Abstract
We use two different models to simulate bidirectional transport in an axon: an anterograde-retrograde model and a full slow transport model. Our goal is to investigate what the models would predict if the retrograde motor becomes dysfunctional. We are motivated by reports that mutations in dynein-encoding genes can cause diseases associated with peripheral motor and sensory neurons, such as type 2O of Charcot-Marie-Tooth disease. We attempt to understand why this happens. Indeed, dynein is a retrograde motor, and its mutations should not directly influence anterograde transport toward the axon terminal. Our modeling results unexpectedly predict that slow axonal transport fails to transport cargos against their concentration gradient if the dynein motor fails. The reason is the inability of the kinesin-only transport model to know what cargo concentration must be maintained at the axon tip because of the absence of a retrograde motor.

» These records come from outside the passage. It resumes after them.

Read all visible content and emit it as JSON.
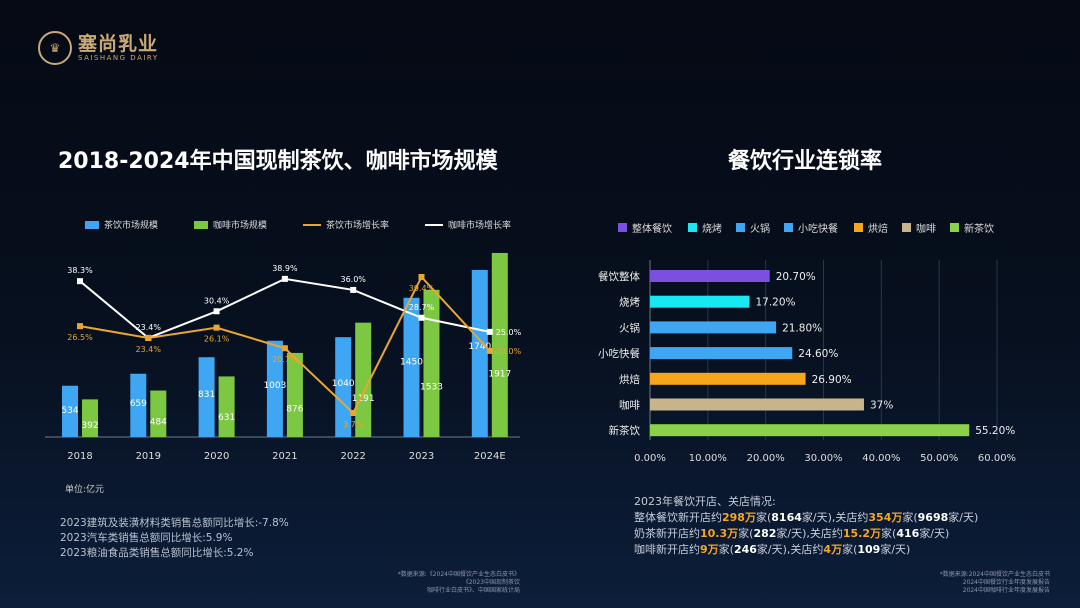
{
  "logo": {
    "cn": "塞尚乳业",
    "en": "SAISHANG DAIRY"
  },
  "left": {
    "title": "2018-2024年中国现制茶饮、咖啡市场规模",
    "unit": "单位:亿元",
    "notes": [
      "2023建筑及装潢材料类销售总额同比增长:-7.8%",
      "2023汽车类销售总额同比增长:5.9%",
      "2023粮油食品类销售总额同比增长:5.2%"
    ],
    "source": [
      "*数据来源:《2024中国餐饮产业生态白皮书》",
      "《2023中国现制茶饮",
      "咖啡行业白皮书》、中国国家统计局"
    ]
  },
  "right": {
    "title": "餐饮行业连锁率",
    "stats_title": "2023年餐饮开店、关店情况:",
    "stats": [
      {
        "name": "整体餐饮",
        "open": "298万",
        "open_day": "8164",
        "close": "354万",
        "close_day": "9698"
      },
      {
        "name": "奶茶",
        "open": "10.3万",
        "open_day": "282",
        "close": "15.2万",
        "close_day": "416"
      },
      {
        "name": "咖啡",
        "open": "9万",
        "open_day": "246",
        "close": "4万",
        "close_day": "109"
      }
    ],
    "stats_words": {
      "open": "新开店约",
      "unit": "家",
      "perday": "家/天",
      "close": "关店约"
    },
    "source": [
      "*数据来源:2024中国餐饮产业生态白皮书",
      "2024中国餐饮行业年度发展报告",
      "2024中国咖啡行业年度发展报告"
    ]
  },
  "chart_data": [
    {
      "type": "bar",
      "categories": [
        "2018",
        "2019",
        "2020",
        "2021",
        "2022",
        "2023",
        "2024E"
      ],
      "series": [
        {
          "name": "茶饮市场规模",
          "type": "bar",
          "color": "#3ea6f2",
          "values": [
            534,
            659,
            831,
            1003,
            1040,
            1450,
            1740
          ]
        },
        {
          "name": "咖啡市场规模",
          "type": "bar",
          "color": "#7cc843",
          "values": [
            392,
            484,
            631,
            876,
            1191,
            1533,
            1917
          ]
        },
        {
          "name": "茶饮市场增长率",
          "type": "line",
          "color": "#e9a630",
          "values": [
            26.5,
            23.4,
            26.1,
            20.7,
            3.7,
            39.4,
            20.0
          ],
          "labels": [
            "26.5%",
            "23.4%",
            "26.1%",
            "20.7%",
            "3.7%",
            "39.4%",
            "20.0%"
          ]
        },
        {
          "name": "咖啡市场增长率",
          "type": "line",
          "color": "#ffffff",
          "values": [
            38.3,
            23.4,
            30.4,
            38.9,
            36.0,
            28.7,
            25.0
          ],
          "labels": [
            "38.3%",
            "23.4%",
            "30.4%",
            "38.9%",
            "36.0%",
            "28.7%",
            "25.0%"
          ]
        }
      ],
      "legend": "top"
    },
    {
      "type": "bar",
      "orientation": "horizontal",
      "categories": [
        "餐饮整体",
        "烧烤",
        "火锅",
        "小吃快餐",
        "烘焙",
        "咖啡",
        "新茶饮"
      ],
      "legend_labels": [
        "整体餐饮",
        "烧烤",
        "火锅",
        "小吃快餐",
        "烘焙",
        "咖啡",
        "新茶饮"
      ],
      "values": [
        20.7,
        17.2,
        21.8,
        24.6,
        26.9,
        37,
        55.2
      ],
      "labels": [
        "20.70%",
        "17.20%",
        "21.80%",
        "24.60%",
        "26.90%",
        "37%",
        "55.20%"
      ],
      "colors": [
        "#7b4fe0",
        "#19e8f2",
        "#3ea6f2",
        "#3ea6f2",
        "#f7a61c",
        "#c8b48a",
        "#8bd14a"
      ],
      "xticks": [
        "0.00%",
        "10.00%",
        "20.00%",
        "30.00%",
        "40.00%",
        "50.00%",
        "60.00%"
      ],
      "xlim": [
        0,
        60
      ],
      "grid": true,
      "legend": "top"
    }
  ]
}
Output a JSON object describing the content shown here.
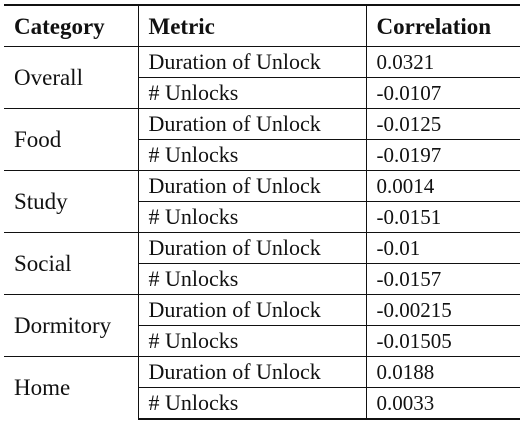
{
  "table": {
    "headers": {
      "category": "Category",
      "metric": "Metric",
      "correlation": "Correlation"
    },
    "groups": [
      {
        "category": "Overall",
        "rows": [
          {
            "metric": "Duration of Unlock",
            "correlation": "0.0321"
          },
          {
            "metric": "# Unlocks",
            "correlation": "-0.0107"
          }
        ]
      },
      {
        "category": "Food",
        "rows": [
          {
            "metric": "Duration of Unlock",
            "correlation": "-0.0125"
          },
          {
            "metric": "# Unlocks",
            "correlation": "-0.0197"
          }
        ]
      },
      {
        "category": "Study",
        "rows": [
          {
            "metric": "Duration of Unlock",
            "correlation": "0.0014"
          },
          {
            "metric": "# Unlocks",
            "correlation": "-0.0151"
          }
        ]
      },
      {
        "category": "Social",
        "rows": [
          {
            "metric": "Duration of Unlock",
            "correlation": "-0.01"
          },
          {
            "metric": "# Unlocks",
            "correlation": "-0.0157"
          }
        ]
      },
      {
        "category": "Dormitory",
        "rows": [
          {
            "metric": "Duration of Unlock",
            "correlation": "-0.00215"
          },
          {
            "metric": "# Unlocks",
            "correlation": "-0.01505"
          }
        ]
      },
      {
        "category": "Home",
        "rows": [
          {
            "metric": "Duration of Unlock",
            "correlation": "0.0188"
          },
          {
            "metric": "# Unlocks",
            "correlation": "0.0033"
          }
        ]
      }
    ]
  }
}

Perturbation analysis for the case when the retrograde motor velocity becomes close to zero predicts uniform cargo distributions along the axon. A neuron may attempt to increase the cargo concentration in the terminal by increasing the somatic cargo concentration. This may lead to other problems, such as the formation of Lewy bodies in the case of α-synuclein. Our result is limited to small cargo diffusivity, which is a reasonable assumption for many slow axonal transport cargos (such as cytosolic and cytoskeletal proteins, neurofilaments, actin, and microtubules) which are transported as large multiprotein complexes or polymers.
Competing Interest Statement
The authors have declared no competing interest.